At the start of the third day, Cate informs David that they need to search an abandoned Sidereal Plexus office in an abandoned city in order to uncover information about the location of the shuttle launchpad. The group reaches the building, but an accident from the decaying infrastructure causes Barry (or Cody, depending on the player's choice) to fall and perish. David uncovers the needed intel, and the group survives the night.

On the fourth day, the group makes it to the launchpad and spends the day gathering resources to make the rocket launch successful. Cate explains that their goal is a space station on the Moon, but withholds additional information; eventually, the group launches into orbit. On the Moon base, Cate explains Sidereal Plexus's sleeping pod technology, which allows its users to transfer their memories and consciousness across parallel universes into another body on another Earth; even if their bodies perish here, they would effectively survive. However, the pods are currently not operating at optimal capacity, meaning their escape to a safe world won't be guaranteed. With both the moon and space station now breaking apart, the group decides to use the sleeper pods anyway.

David then wakes where he did at the start of the game, a broken Moon back in the sky, commenting on the strangeness of his dreams. He ends up living out the same four days over again, but this time with a strong sense of deja vu. At the end of the second day, David is visited in his dream by either Barry's late wife (if Barry died previously) or Cody's tiger plush (if Cody died previously). Both warn him of the oncoming threat to Barry/Cody. Armed with this knowledge, David is able to keep everyone alive by the end of the third day. Their survival helps David access additional Sidereal resources that can boost the sleeping pod's performances.
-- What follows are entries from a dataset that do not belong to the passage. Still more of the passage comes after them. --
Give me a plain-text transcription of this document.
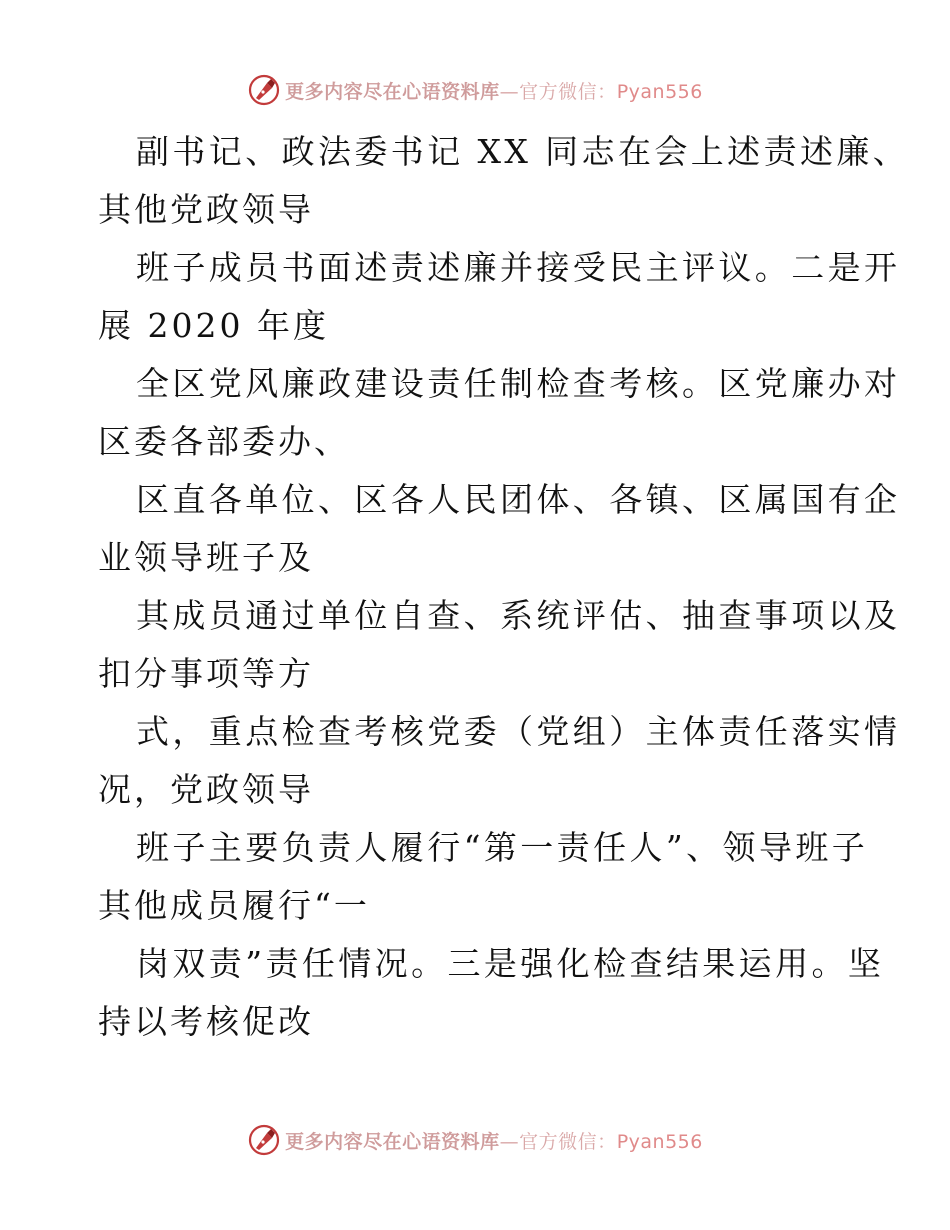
更多内容尽在心语资料库—官方微信：Pyan556
副书记、政法委书记 XX 同志在会上述责述廉、
其他党政领导
班子成员书面述责述廉并接受民主评议。二是开
展 2020 年度
全区党风廉政建设责任制检查考核。区党廉办对
区委各部委办、
区直各单位、区各人民团体、各镇、区属国有企
业领导班子及
其成员通过单位自查、系统评估、抽查事项以及
扣分事项等方
式，重点检查考核党委（党组）主体责任落实情
况，党政领导
班子主要负责人履行“第一责任人”、领导班子
其他成员履行“一
岗双责”责任情况。三是强化检查结果运用。坚
持以考核促改
更多内容尽在心语资料库—官方微信：Pyan556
After reaching the Moon station again, David briefly discusses with Cate his dreams and what has changed because of them. The group then uses the sleeping pods again. This time, everyone is sent to a world where Sidereal Plexus cancelled their Moon mining operations, thus averting the apocalypse. While David casually opens up a newspaper on the street, Cate is at a café trying to track him down. Elsewhere, Barry and his now-alive wife prepare to adopt Cody. As the game ends, the four look up to the intact full Moon, reminiscing on the disaster they had miraculously escaped.

==Reception==
Don't Escape: 4 Days to Survive received positive reviews from critics. Cultured Vultures described it as "superb" and "a unique, well made survival game", while Games Industry described it as "one of the best point and click adventures that we have played in a very long time", and praising the game's puzzle system, while also providing more muted opinions on the game's graphics and sound. GameSpew also gave a positive review of the game, describing it as a "surprising and altogether rewarding adventure", and praising its graphics and music. Dave Lambden of Handsome Phantom praised the game's timing mechanic and described its pixel art style as "simple but charming", while finding that the game made some problems obvious to figure out. The game received awards at both the Digital Dragons and Pixel Havens events, which are festivals devoted to indie games.